This seems to be a movie construct: there's no evidence for inbreeding, nor any for lack of inbreeding, in the books. The most that is said is the quote from the Silmarillion regarding how Orcs reproduce:
For the Orcs had life and multiplied after the manner of the Children of Ilúvatar...
"Uruk" is just Black Speech for "Orc" (derived from a primitive Elvish form) and doesn't necessarily need to denote any special breed of them, although in practical use it came to do so. This is referred to in Appendix C to Quendi and Eldar, published in HoME11:
For these shapes and the terror that they inspired the element chiefly used in the ancient tongue of the Elves appears to have been *RUKU ..... except in tales of the ancient days and the March, and then is vague in meaning, referring to anything that caused fear to the Elves, any dubious shape or shadow, or prowling creature. In Sindarin urug has a similar use. It might indeed be translated 'bogey' ..... The Orcs themselves adopted it, for the fact that it referred to terror and detestation delighted them. The word uruk that occurs in the Black Speech, devised (it is said) by Sauron to serve as a lingua franca for his subjects, was probably borrowed by him from the Elvish tongues of earlier times. It referred, however, specially to the trained and disciplined Orcs of the regiments of Mordor. Lesser breeds seem to have been called snaga.

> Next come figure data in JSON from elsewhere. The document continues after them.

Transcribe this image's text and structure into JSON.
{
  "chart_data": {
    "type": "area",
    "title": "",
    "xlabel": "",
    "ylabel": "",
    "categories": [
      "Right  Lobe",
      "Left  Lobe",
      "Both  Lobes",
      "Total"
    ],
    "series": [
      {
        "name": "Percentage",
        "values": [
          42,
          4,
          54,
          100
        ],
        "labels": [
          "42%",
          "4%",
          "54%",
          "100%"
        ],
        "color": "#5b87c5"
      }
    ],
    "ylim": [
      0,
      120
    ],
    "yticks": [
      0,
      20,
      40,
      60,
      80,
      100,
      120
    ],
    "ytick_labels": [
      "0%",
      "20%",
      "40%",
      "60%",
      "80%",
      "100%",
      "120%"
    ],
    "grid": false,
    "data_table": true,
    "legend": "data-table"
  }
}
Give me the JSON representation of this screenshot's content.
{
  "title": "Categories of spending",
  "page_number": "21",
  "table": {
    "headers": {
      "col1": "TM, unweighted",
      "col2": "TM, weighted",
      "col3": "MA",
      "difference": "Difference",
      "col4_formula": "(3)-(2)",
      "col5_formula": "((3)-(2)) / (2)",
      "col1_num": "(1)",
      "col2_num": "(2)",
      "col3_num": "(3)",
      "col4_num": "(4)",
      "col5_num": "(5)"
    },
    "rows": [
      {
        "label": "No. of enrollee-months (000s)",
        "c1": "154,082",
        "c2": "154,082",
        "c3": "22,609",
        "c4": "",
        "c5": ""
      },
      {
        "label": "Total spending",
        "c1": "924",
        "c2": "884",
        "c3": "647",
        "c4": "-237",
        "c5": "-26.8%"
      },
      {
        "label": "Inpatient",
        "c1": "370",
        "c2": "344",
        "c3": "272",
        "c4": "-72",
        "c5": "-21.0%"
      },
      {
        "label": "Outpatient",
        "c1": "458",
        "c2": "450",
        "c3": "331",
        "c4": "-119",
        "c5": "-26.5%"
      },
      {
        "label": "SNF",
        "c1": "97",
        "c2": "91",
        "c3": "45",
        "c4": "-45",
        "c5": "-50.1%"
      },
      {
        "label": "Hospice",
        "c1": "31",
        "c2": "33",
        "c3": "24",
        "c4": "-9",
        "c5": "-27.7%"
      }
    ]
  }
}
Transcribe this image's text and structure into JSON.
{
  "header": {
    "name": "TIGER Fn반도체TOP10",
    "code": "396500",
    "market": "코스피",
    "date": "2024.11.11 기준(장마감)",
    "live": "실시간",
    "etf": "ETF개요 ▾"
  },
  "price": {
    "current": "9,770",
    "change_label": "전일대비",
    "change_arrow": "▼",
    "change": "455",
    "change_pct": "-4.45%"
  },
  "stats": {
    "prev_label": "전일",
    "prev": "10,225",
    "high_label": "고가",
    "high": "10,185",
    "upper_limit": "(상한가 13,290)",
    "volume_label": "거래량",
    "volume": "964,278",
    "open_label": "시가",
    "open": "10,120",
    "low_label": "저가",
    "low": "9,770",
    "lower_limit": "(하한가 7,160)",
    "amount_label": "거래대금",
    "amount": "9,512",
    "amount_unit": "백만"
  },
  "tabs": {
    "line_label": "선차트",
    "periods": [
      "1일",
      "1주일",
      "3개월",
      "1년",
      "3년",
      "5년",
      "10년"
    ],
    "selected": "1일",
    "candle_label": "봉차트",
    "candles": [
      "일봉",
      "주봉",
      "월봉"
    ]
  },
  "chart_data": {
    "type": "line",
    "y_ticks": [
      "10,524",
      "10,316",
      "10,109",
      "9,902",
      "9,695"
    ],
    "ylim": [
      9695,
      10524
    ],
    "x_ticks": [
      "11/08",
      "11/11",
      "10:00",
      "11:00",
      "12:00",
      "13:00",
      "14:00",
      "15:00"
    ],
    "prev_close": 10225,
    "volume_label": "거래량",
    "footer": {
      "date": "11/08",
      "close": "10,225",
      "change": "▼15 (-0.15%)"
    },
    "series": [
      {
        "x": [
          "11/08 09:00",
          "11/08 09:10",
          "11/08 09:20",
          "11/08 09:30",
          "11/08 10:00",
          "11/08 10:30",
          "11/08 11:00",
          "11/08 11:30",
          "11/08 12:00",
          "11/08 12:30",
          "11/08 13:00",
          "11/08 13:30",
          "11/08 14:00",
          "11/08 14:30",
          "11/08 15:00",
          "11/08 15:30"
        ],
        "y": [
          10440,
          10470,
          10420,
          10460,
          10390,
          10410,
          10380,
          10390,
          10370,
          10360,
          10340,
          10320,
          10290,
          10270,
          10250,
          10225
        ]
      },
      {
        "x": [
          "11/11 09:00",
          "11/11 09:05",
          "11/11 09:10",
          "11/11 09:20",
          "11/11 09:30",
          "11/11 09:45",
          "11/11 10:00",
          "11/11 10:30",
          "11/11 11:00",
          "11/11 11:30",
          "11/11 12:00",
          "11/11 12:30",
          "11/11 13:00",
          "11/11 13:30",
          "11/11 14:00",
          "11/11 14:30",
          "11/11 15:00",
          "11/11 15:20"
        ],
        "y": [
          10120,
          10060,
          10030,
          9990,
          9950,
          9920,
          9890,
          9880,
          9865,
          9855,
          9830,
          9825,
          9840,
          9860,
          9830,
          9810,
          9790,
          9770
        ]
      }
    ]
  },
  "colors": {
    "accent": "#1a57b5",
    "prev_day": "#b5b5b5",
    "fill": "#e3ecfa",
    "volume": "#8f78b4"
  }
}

This is the same root seen in Quenya "Valaraukar", Sindarin Balrog, and as such is a quite generic term.
"Uruk-hai" means "Orc folk" and therefore any random Orc passer-by, when speaking in Black Speech, might refer to himself as a "Uruk" and his family as "Uruk-hai". But like I said (and like Tolkien wrote) "Uruk-hai" eventually came to refer to the more superior breeds, in what I find to be quite an interesting parallel between "Men" and "Hobbits"; i.e the generic name became restricted to the larger kinds with the smaller kind picking up a separate name of their own - which for Orcs was "snaga" - let's not introduce "goblins" here, please!
That was quite a diversion, but the purpose is to demonstrate just how much this concept had been changed between book and movie. In the books "Uruk-hai" are certainly not a decaying, inbred subtype; they're actually the superior subtype.